Peki bunu nasıl başarabiliriz? Psikolojik olarak kendimize rahatsız olduğumuz bir hissiyatı sürekli hatırlatır ve onu söylemeye devam edersek, beynimiz bunu olmuş gibi kabul eder. Süreci bu şekilde yönlendirir, rahatsız olunan hissiyatın geçmesi için savaş vermeye başlar. Buradaki unuttuğumuz nokta ise şudur; beynimizi terbiye etmek bizim elimizdedir. Bizi yönlendiren beynimiz değil, bizim yönlendirdiğimiz beynimizdir. Yani biz beynimize neyi hissettirmesini ve yapmasını söylersek beynimiz onu yapmakla yükümlüdür. Herkesin her şeyin aynı olma ihtimali zaten söz konusu olamaz. Parmak izlerimiz bile hepimiz için ayrı ve farklıdır. Kimimiz sarı rengi kimimiz mavi rengi severiz. Hepimizin düşüncesi ve duyguları birbirinden ayrıdır. Her sabah aynada gördüğünüz kişi mucizenin tam olarak kendisi. Eşi ve benzeri olmayan biri. Her şeyden önce bunun farkına varabilmiş olmak, kendinizi olduğunuz gibi kabul etmeye yol açacak en güzel sebeptir. Çünkü bir şeyi yapmak istemek birine benzemek, onun gibi olabilmek için değil de kendinize kattığınız bir değerdir.
Psikolojik açıdan kendinize ne kadar ket vurursanız, hayatta neyi yapmak isterseniz ona engel koyan kendiniz olursunuz. Unutmayın ki beyninizi siz yönlendiriyorsunuz, siz kendinizi olduğunuz gibi kabul edip aslında en güzelinin bu olduğunu bildiğiniz sürece, kim ne düşünüyor olursa olsun sizi mutlu eden her şeyin öyle kalması gerektiğinin farkına varmış olursunuz.

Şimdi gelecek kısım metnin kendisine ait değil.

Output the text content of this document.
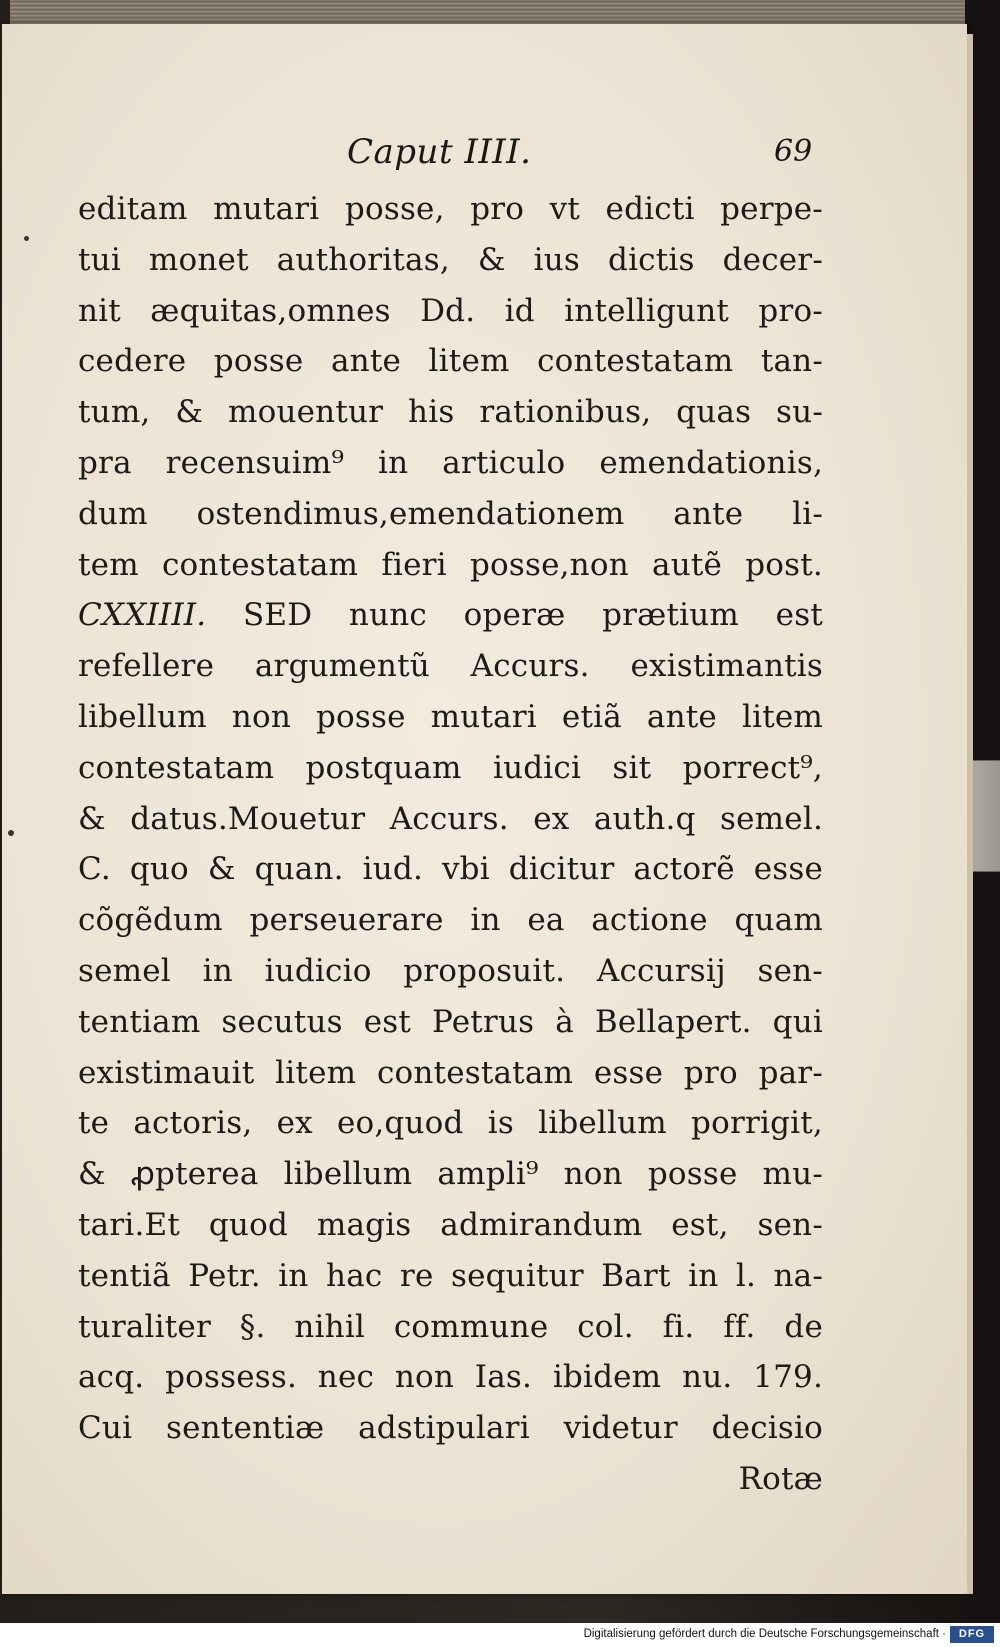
Caput IIII.	69
editam mutari posse, pro vt edicti perpe-
tui monet authoritas, & ius dictis decer-
nit æquitas,omnes Dd. id intelligunt pro-
cedere posse ante litem contestatam tan-
tum, & mouentur his rationibus, quas su-
pra recensuim⁹ in articulo emendationis,
dum ostendimus,emendationem ante li-
tem contestatam fieri posse,non autẽ post.
CXXIIII. SED nunc operæ prætium est
refellere argumentũ Accurs. existimantis
libellum non posse mutari etiã ante litem
contestatam postquam iudici sit porrect⁹,
& datus.Mouetur Accurs. ex auth.q semel.
C. quo & quan. iud. vbi dicitur actorẽ esse
cõgẽdum perseuerare in ea actione quam
semel in iudicio proposuit. Accursij sen-
tentiam secutus est Petrus à Bellapert. qui
existimauit litem contestatam esse pro par-
te actoris, ex eo,quod is libellum porrigit,
& ꝓpterea libellum ampli⁹ non posse mu-
tari.Et quod magis admirandum est, sen-
tentiã Petr. in hac re sequitur Bart in l. na-
turaliter §. nihil commune col. fi. ff. de
acq. possess. nec non Ias. ibidem nu. 179.
Cui sententiæ adstipulari videtur decisio
Rotæ
Digitalisierung gefördert durch die Deutsche Forschungsgemeinschaft ·	DFG
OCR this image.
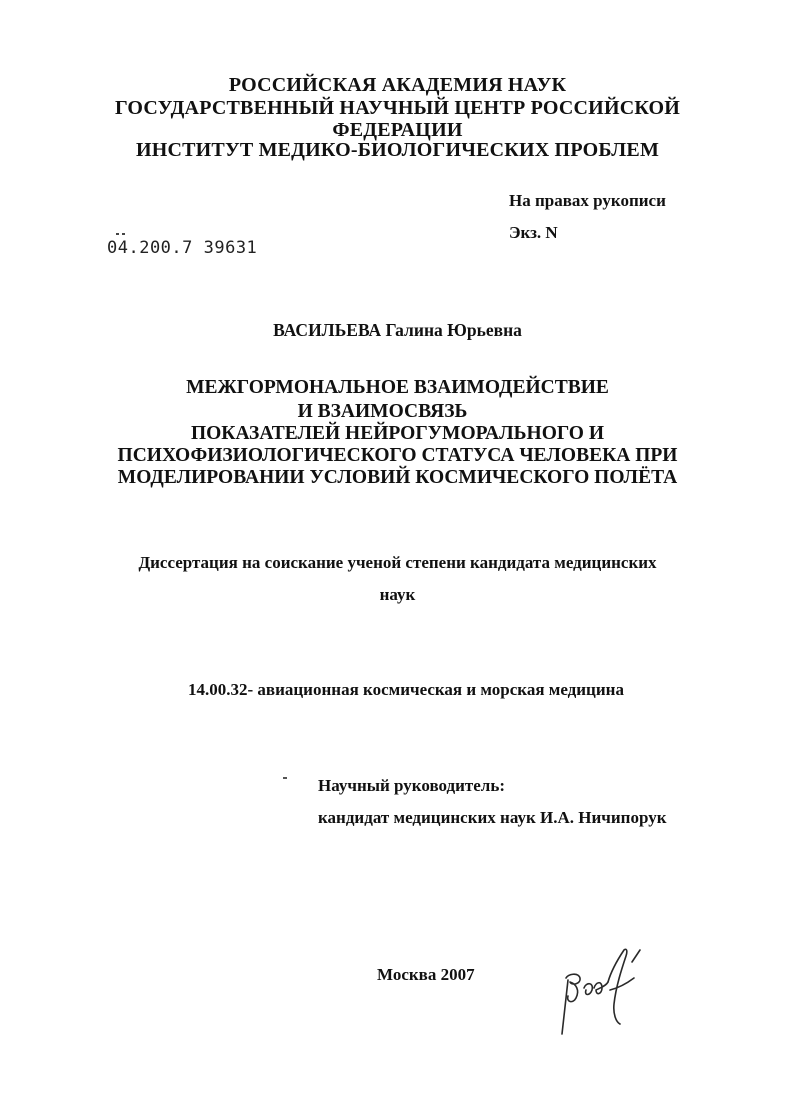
РОССИЙСКАЯ АКАДЕМИЯ НАУК
ГОСУДАРСТВЕННЫЙ НАУЧНЫЙ ЦЕНТР РОССИЙСКОЙ
ФЕДЕРАЦИИ
ИНСТИТУТ МЕДИКО-БИОЛОГИЧЕСКИХ ПРОБЛЕМ
На правах рукописи
Экз. N
04.200.7 39631
ВАСИЛЬЕВА Галина Юрьевна
МЕЖГОРМОНАЛЬНОЕ ВЗАИМОДЕЙСТВИЕ
И ВЗАИМОСВЯЗЬ
ПОКАЗАТЕЛЕЙ НЕЙРОГУМОРАЛЬНОГО И
ПСИХОФИЗИОЛОГИЧЕСКОГО СТАТУСА ЧЕЛОВЕКА ПРИ
МОДЕЛИРОВАНИИ УСЛОВИЙ КОСМИЧЕСКОГО ПОЛЁТА
Диссертация на соискание ученой степени кандидата медицинских
наук
14.00.32- авиационная космическая и морская медицина
Научный руководитель:
кандидат медицинских наук И.А. Ничипорук
Москва 2007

Hayatımızda her ne yaşamış veya yaşayacak olursak olalım bu süreçlerle savaşan kendimiz. Fiziksel, ruhsal olarak bir bütünüz. Bizim güç kaynağımız her zaman kendimiz olarak kalacağız, kendimizi olduğumuz gibi sevdiğimiz sürece, sadece biri ve birileri için değil de kendimiz istiyoruz diye bir çok şeyi yaptığımız zaman, işte o zaman kazanan her zaman biz olacağız.